1 週間後 Sandra のところに Cumulus のカスタマーサービスエージェントからフォローアップの電話がかかってきます。ATM のオファーを受けて以降何の行動も起こしていなかったため、何ら問題がないか確認するものでした。

カスタマーサービスエージェント

Salesforce では Sandra の統合顧客プロファイルが、Marketing Cloud Engagement と Financial Service Cloud のデータとともに表示されるお陰で、エージェントは相手の状況を踏まえて会話を進め、役に立つ具体的な情報を伝えることができます。

これが Salesforce の 1 対 1 の顧客エンゲージメントの流儀です。

影響の分析

ちょっと待ってください。Sandra のカスタマージャーニーによるビジネスへの全般的な影響を、Cumulus のマーケターはどのように測定するのでしょうか? Marketing Cloud Intelligence を使用します。

Marketing Cloud Intelligence ダッシュボード

Marketing Cloud Intelligence があれば、マーケターがマーケティングのすべてのデータソースをつなげて統合し、AI を駆使したインサイトを視覚化してパフォーマンスをリアルタイムで最適化し、アクション可能なレポートを作成して ROI を向上させることができます。Cumulus のマーケターは、ワンクリックダッシュボードを使用して、Sandra のライフサイクルを通してさまざまなチャネルやキャンペーンがどのように機能しているかを的確に示すレポートを作成できます。

まとめると、Sandra のジャーニーで利用された Marketing Cloud Engagement ソリューションは次のようになります。
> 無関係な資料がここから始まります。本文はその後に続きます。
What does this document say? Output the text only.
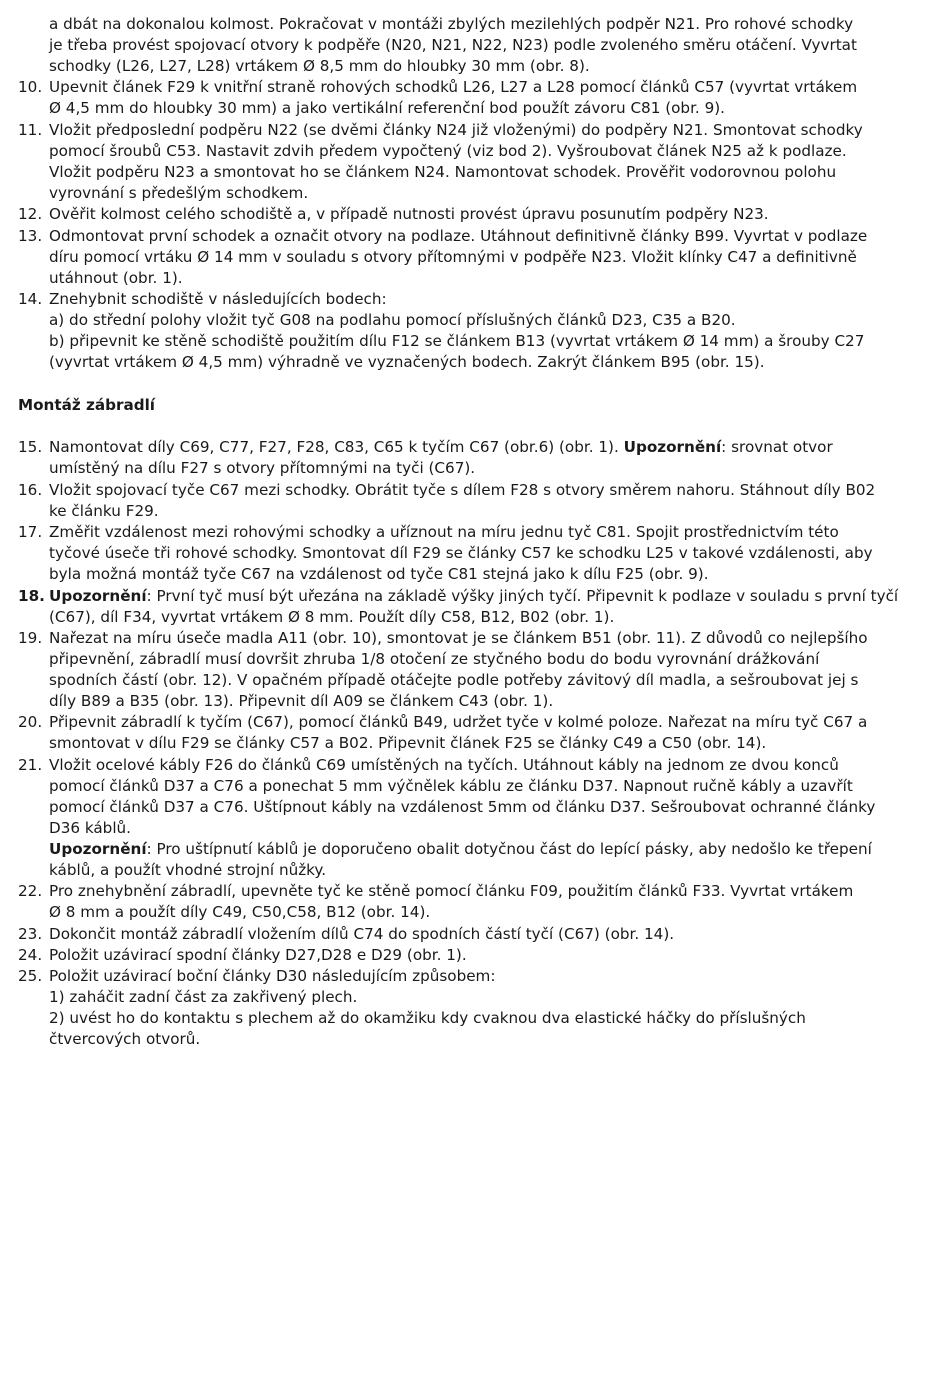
a dbát na dokonalou kolmost. Pokračovat v montáži zbylých mezilehlých podpěr N21. Pro rohové schodky
je třeba provést spojovací otvory k podpěře (N20, N21, N22, N23) podle zvoleného směru otáčení. Vyvrtat
schodky (L26, L27, L28) vrtákem Ø 8,5 mm do hloubky 30 mm (obr. 8).
10. Upevnit článek F29 k vnitřní straně rohových schodků L26, L27 a L28 pomocí článků C57 (vyvrtat vrtákem
Ø 4,5 mm do hloubky 30 mm) a jako vertikální referenční bod použít závoru C81 (obr. 9).
11. Vložit předposlední podpěru N22 (se dvěmi články N24 již vloženými) do podpěry N21. Smontovat schodky
pomocí šroubů C53. Nastavit zdvih předem vypočtený (viz bod 2). Vyšroubovat článek N25 až k podlaze.
Vložit podpěru N23 a smontovat ho se článkem N24. Namontovat schodek. Prověřit vodorovnou polohu
vyrovnání s předešlým schodkem.
12. Ověřit kolmost celého schodiště a, v případě nutnosti provést úpravu posunutím podpěry N23.
13. Odmontovat první schodek a označit otvory na podlaze. Utáhnout definitivně články B99. Vyvrtat v podlaze
díru pomocí vrtáku Ø 14 mm v souladu s otvory přítomnými v podpěře N23. Vložit klínky C47 a definitivně
utáhnout (obr. 1).
14. Znehybnit schodiště v následujících bodech:
a) do střední polohy vložit tyč G08 na podlahu pomocí příslušných článků D23, C35 a B20.
b) připevnit ke stěně schodiště použitím dílu F12 se článkem B13 (vyvrtat vrtákem Ø 14 mm) a šrouby C27
(vyvrtat vrtákem Ø 4,5 mm) výhradně ve vyznačených bodech. Zakrýt článkem B95 (obr. 15).
Montáž zábradlí
15. Namontovat díly C69, C77, F27, F28, C83, C65 k tyčím C67 (obr.6) (obr. 1). Upozornění: srovnat otvor
umístěný na dílu F27 s otvory přítomnými na tyči (C67).
16. Vložit spojovací tyče C67 mezi schodky. Obrátit tyče s dílem F28 s otvory směrem nahoru. Stáhnout díly B02
ke článku F29.
17. Změřit vzdálenost mezi rohovými schodky a uříznout na míru jednu tyč C81. Spojit prostřednictvím této
tyčové úseče tři rohové schodky. Smontovat díl F29 se články C57 ke schodku L25 v takové vzdálenosti, aby
byla možná montáž tyče C67 na vzdálenost od tyče C81 stejná jako k dílu F25 (obr. 9).
18. Upozornění: První tyč musí být uřezána na základě výšky jiných tyčí. Připevnit k podlaze v souladu s první tyčí
(C67), díl F34, vyvrtat vrtákem Ø 8 mm. Použít díly C58, B12, B02 (obr. 1).
19. Nařezat na míru úseče madla A11 (obr. 10), smontovat je se článkem B51 (obr. 11). Z důvodů co nejlepšího
připevnění, zábradlí musí dovršit zhruba 1/8 otočení ze styčného bodu do bodu vyrovnání drážkování
spodních částí (obr. 12). V opačném případě otáčejte podle potřeby závitový díl madla, a sešroubovat jej s
díly B89 a B35 (obr. 13). Připevnit díl A09 se článkem C43 (obr. 1).
20. Připevnit zábradlí k tyčím (C67), pomocí článků B49, udržet tyče v kolmé poloze. Nařezat na míru tyč C67 a
smontovat v dílu F29 se články C57 a B02. Připevnit článek F25 se články C49 a C50 (obr. 14).
21. Vložit ocelové kábly F26 do článků C69 umístěných na tyčích. Utáhnout kábly na jednom ze dvou konců
pomocí článků D37 a C76 a ponechat 5 mm výčnělek káblu ze článku D37. Napnout ručně kábly a uzavřít
pomocí článků D37 a C76. Uštípnout kábly na vzdálenost 5mm od článku D37. Sešroubovat ochranné články
D36 káblů.
Upozornění: Pro uštípnutí káblů je doporučeno obalit dotyčnou část do lepící pásky, aby nedošlo ke třepení
káblů, a použít vhodné strojní nůžky.
22. Pro znehybnění zábradlí, upevněte tyč ke stěně pomocí článku F09, použitím článků F33. Vyvrtat vrtákem
Ø 8 mm a použít díly C49, C50,C58, B12 (obr. 14).
23. Dokončit montáž zábradlí vložením dílů C74 do spodních částí tyčí (C67) (obr. 14).
24. Položit uzávirací spodní články D27,D28 e D29 (obr. 1).
25. Položit uzávirací boční články D30 následujícím způsobem:
1) zaháčit zadní část za zakřivený plech.
2) uvést ho do kontaktu s plechem až do okamžiku kdy cvaknou dva elastické háčky do příslušných
čtvercových otvorů.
  • Advertising Studio: ファーストパーティの CRM データを使用して、Google 検索マーケティングを最適化する。
  • Data Cloud for Marketing: ペルソナを見つけて、対象となるオーディエンスに変換する。
  • Google アナリティクス 360 インテグレーション: Marketing Cloud Engagement データを使用して、Web サイトを最適化し、クロスチャネルインサイトを取得する。
  • Journey Builder: セグメントをアクティブ化したうえで、Email Studio、Mobile Studio、Marketing Cloud Personalization を使用して、インテリジェントでパーソナライズされた動的ジャーニーを促進する。
  • Marketing Cloud Intelligence: マーケティング全般の ROI をリアルタイムに測定して分析する。

まとめ

Marketing Cloud Engagement は、顧客について把握し、インテリジェンスを使用してパーソナライズし、ジャーニーにわたってエンゲージできるようにする数種類の製品で構成されています。これで、こうした製品がどのように組み合わされ、Sales や Service など Salesforce Platform の他の部分とどのように連携するのかがわかりました。さっそく会社で Marketing Cloud Engagement を使用して、1 対 1 の顧客エンゲージメントを創り出してみてください。